2. The African particularity
Africa, with its diversity of people, cultures and traditions, fauna and flora, is a continent that inhabits the imagination of all of us. Artists from all sectors find in Africa the inspiration they seek.
However, more and more companies see Africa not only as a highly inspiring continent, but as an effective vehicle for profit. There are countless cases of cultural appropriation in Africa without any consideration or compensation in favour of the expropriated people.
Some indigenous populations have begun to organize themselves so that their cultural and economic rights are respected. The number of indigenous people in Africa is very high but very few African countries recognize their existence. Even less are those who do so in their national constitutions or legislation.
Being in conflict with other indigenous populations and deprived of any representation, the defence of their rights at national and international level becomes arduous. In addition, in terms of industrial property rights, there is currently no legislation that specifically protects the cultural identity of these people.
How then to protect the intellectual property rights of indigenous populations in Africa?
The first solution we could think of would be to protect their cultural assets, such as names, patterns, music and dance, by registering trademarks, designs and copyrights. However, this solution has several flaws, four appearing to be of particular importance:
· Having no entity to represent them, on whose behalf could they register their intellectual property rights?

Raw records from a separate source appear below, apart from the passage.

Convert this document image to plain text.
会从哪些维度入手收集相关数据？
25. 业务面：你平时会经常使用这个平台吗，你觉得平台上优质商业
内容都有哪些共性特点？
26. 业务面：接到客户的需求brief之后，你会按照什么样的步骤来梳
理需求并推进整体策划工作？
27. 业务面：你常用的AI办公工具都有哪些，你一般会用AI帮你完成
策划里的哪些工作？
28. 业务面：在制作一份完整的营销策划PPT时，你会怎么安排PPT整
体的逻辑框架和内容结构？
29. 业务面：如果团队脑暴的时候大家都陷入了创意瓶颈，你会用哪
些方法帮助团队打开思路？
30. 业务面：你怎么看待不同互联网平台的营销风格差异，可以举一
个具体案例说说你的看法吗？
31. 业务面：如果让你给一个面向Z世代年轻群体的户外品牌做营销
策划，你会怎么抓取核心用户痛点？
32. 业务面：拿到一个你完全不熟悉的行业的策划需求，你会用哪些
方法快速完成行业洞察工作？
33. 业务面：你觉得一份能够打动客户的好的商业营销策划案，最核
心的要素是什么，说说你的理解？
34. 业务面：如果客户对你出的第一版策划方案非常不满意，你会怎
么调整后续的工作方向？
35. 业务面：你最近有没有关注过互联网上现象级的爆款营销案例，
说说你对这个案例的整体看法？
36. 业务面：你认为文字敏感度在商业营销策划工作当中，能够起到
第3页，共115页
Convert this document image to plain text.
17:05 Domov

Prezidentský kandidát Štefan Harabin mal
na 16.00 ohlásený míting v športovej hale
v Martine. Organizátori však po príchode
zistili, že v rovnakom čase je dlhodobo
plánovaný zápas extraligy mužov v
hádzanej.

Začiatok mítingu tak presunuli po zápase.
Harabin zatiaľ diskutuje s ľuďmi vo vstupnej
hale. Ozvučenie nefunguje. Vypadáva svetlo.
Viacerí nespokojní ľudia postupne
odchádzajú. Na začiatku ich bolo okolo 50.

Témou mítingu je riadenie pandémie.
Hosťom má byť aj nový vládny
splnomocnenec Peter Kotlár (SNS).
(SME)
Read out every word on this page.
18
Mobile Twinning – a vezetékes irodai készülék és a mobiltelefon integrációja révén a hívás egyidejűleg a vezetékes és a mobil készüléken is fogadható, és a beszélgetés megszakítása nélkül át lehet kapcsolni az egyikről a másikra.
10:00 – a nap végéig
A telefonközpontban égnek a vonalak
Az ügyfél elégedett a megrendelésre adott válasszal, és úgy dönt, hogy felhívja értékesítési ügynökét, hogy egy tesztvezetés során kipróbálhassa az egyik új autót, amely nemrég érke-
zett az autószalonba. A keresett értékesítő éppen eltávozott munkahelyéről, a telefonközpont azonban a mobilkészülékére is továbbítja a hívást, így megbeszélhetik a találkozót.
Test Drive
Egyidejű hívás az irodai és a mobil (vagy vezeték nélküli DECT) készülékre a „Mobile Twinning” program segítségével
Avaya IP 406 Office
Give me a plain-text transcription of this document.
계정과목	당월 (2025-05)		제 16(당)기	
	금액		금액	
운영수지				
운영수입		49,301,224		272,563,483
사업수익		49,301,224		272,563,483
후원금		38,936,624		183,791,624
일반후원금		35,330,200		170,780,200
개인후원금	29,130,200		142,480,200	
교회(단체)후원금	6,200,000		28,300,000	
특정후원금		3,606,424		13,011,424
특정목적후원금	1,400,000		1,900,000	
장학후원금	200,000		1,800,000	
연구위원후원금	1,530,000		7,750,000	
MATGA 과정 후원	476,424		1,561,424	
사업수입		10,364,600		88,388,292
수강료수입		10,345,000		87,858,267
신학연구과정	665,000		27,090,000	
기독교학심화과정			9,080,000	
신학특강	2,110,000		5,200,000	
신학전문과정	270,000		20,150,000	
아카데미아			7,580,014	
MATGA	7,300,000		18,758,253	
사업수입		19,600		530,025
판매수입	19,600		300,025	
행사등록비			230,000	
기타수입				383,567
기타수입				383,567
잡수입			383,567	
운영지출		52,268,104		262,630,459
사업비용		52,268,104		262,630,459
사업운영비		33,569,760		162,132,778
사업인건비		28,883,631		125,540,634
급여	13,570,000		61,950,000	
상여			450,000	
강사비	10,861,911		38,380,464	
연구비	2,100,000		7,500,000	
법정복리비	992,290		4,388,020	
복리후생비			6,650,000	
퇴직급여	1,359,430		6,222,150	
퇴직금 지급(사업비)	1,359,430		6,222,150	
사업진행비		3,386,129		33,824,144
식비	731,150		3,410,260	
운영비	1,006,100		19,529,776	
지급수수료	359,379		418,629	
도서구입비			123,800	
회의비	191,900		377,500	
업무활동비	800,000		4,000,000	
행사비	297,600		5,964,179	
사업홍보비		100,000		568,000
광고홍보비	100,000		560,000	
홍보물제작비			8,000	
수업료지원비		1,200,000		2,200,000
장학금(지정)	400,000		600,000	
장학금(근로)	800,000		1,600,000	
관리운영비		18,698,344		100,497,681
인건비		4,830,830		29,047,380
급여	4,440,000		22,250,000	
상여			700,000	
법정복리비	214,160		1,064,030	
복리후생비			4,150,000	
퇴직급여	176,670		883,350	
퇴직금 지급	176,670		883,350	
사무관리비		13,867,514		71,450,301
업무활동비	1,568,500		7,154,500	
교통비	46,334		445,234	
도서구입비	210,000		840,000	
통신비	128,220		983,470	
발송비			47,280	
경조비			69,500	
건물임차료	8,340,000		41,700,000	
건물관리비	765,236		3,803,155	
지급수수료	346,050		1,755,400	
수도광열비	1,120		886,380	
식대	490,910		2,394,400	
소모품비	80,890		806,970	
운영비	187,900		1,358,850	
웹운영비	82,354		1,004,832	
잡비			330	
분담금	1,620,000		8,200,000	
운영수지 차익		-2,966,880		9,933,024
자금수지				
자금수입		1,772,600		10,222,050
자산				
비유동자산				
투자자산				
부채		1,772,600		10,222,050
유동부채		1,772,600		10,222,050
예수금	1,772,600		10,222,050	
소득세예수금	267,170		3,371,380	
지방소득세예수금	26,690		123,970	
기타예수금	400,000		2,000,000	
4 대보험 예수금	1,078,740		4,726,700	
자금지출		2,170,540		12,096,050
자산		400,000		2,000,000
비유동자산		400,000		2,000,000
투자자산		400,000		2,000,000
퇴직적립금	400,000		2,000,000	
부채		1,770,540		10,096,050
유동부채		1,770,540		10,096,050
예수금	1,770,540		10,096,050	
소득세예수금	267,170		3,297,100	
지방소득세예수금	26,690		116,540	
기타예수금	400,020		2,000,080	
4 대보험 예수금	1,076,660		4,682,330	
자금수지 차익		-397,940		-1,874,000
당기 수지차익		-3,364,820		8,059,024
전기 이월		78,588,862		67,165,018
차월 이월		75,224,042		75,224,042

· Since many of their names or patterns are registered in the name of third-party companies, their own registration applications may be rejected.
· In the specific case of trademarks, even if registration of their rights is granted, their use would be necessary, otherwise the marks would be declared invalid.
· In the case of trademarks also, since this registration is divided by classes, it would be necessary to register the trademark in all classes, in order for its protection to be complete.
The second solution, which seems to us to be the most effective and feasible, would be for the National Institutes to reject all the trademarks composed by names, designs or models that reproduce indigenous patterns, unless they’re authorized.
This solution, in addition to being materially possible, since it would be sufficient for the Institutes to have in their possession the list of all indigenous names and patterns hitherto recorded, it would not, often, imply any change in intellectual property laws.
Indeed, the Institutes could rely on articles referring to the refusal of trademarks and designs with a high symbolic value or misleading the public, in particular the nature, qualities or geographical origin of the goods or services.
We are not aware that any Institute has ever done this, but in our opinion it is a possible and desirable way for respecting and protecting indigenous populations, their way of life and their culture.